The Holy Places of Jaiva Dharma: Mithila


Sri Krsna and Kaliya
Mithila traditional Madhubani folk painting

May 24, 2014 — CANADA (SUN) — A serial presentation of the holy places mentioned in the Jaiva Dharma of Srila Bhaktivinoda Thakur - Part 96.

Mithila is also known as Videha, Tirhut, and Tirbhukti, and these names are sometimes mentioned in sastra. For example, in Sri Chaitanya Bhagavat, Adi 2, we read that "Sri Paramananda Puri, who was Lord Chaitanya's close associate in Nilacala, appeared in Trihut, in Mithila, Bihar."

Another associate of Sri Chaitanya Mahaprabhu's who hailed from Mithila is Sri Raghupati Upadhyaya. He was a Brahmin born in Tirhut, in the Sitamari subdivision of Darbhanga district in Bihar state. Tirhut (or Tiruhita), was also the name for a kingdom which included the four modern districts of Darbhanga, Sitamarhi, Muzaffarpur and Champaran in northwestern Bihar.

When Sri Chaitanya heard Raghupati Upadhyaya's verses, he became overwhelmed with feelings of ecstatic love. Sri Raghupati offered his respects to the Lord, who blessed him, saying: "May you always remember Krishna."

Srila Rupa Goswami later included several of these verses in his Padyavali. Srila Krishnadas Kaviraja described the meeting of Raghupati with the Lord in Caitanya-caritamrita Madhya 19. The two met when the Lord was in Prayag and had gone to visit Vallabhacharya in Ariail.

There are several other associates of Lord Chaitanya who are associated with Mithila, one of whom is Sarvabhauma Bhattacharya. His expert command of Vaisnava philosophy eclipsed even the great pandits of Mithila:

    "The original name of Sarvabhauma Bhattacarya was Vasudeva Bhattacarya. His place of birth, which is known as Vidyanagara, is about two and a half miles away from the Navadvipa railway station, or Caipahaoi railway station. His father was a very much celebrated man of the name MahesvaraVisarada. It is said that Sarvabhauma Bhattacarya was the greatest logician of his time in India. At Mithila, in Bihar, he became a student of a great professor named Paknadhara Misra, who did not allow any student to note down his explanations of logic. Sarvabhauma Bhattacarya was so talented, however, that he learned the explanations by heart, and when he later returned to Navadvipa he established a school for the study of logic, thus diminishing the importance of Mithila. Students from various parts of India still come to Navadvipa to study logic. According to some authoritative opinions, the celebrated logician Raghunatha Siromani was also a student of Sarvabhauma Bhattacarya's. In effect, Sarvabhauma Bhattacarya became the leader of all students of logic. Although he was a grhastha (householder), he even taught many sannyasis in the knowledge of logic."

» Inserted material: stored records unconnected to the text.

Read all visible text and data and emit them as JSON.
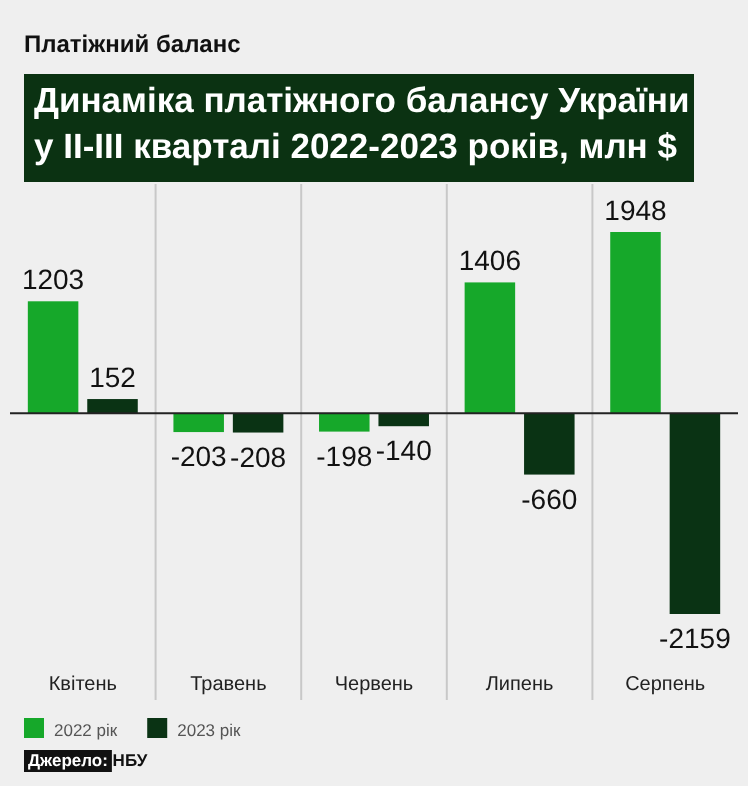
{
  "chart_data": {
    "type": "bar",
    "subtitle": "Платіжний баланс",
    "title": "Динаміка платіжного балансу України у ІІ-ІІІ кварталі 2022-2023 років, млн $",
    "categories": [
      "Квітень",
      "Травень",
      "Червень",
      "Липень",
      "Серпень"
    ],
    "series": [
      {
        "name": "2022 рік",
        "color": "#16a82a",
        "values": [
          1203,
          -203,
          -198,
          1406,
          1948
        ]
      },
      {
        "name": "2023 рік",
        "color": "#0a3314",
        "values": [
          152,
          -208,
          -140,
          -660,
          -2159
        ]
      }
    ],
    "data_labels": true,
    "legend": "bottom left",
    "annotations": [
      "Джерело: НБУ"
    ]
  }
}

The defeat of yet another of Mithila's smrta brahmanas, Murari Pandit, is described in the Narottama Vilasa by Narahari dasa:

"Shivananda Acharya and smarta pandits there were thus defeated by the conclusions given by the brahmana boys. Shivananda began to deeply consider: "If a great pandit were here, he could defeat all this and belittle the position of Vaishnava dharma by counter-argument and word jugglery. Shivananda Acharaya brought a great mahapandit from Mithila named Murari. At that time, for the purpose of having a debate, he called for his sons and told them that he wanted them to explain before a public assembly their conclusions that a Vaishnava is better than a brahmana.

Shri Harinam and Shri Rama Krishna remembering the lotus feet of their guru maharaja explained the siddhanta or conclusions of the Bhagavatam, and the arguments of the smartas were so utterly cut to pieces that when it was his turn to speak the great smarta Mahapandit Murari was unable to put forward any arguments in response. When it was all over, the mahapandit fled the assembly in great embarrassment with his head held low and accepted the occupation of a beggar."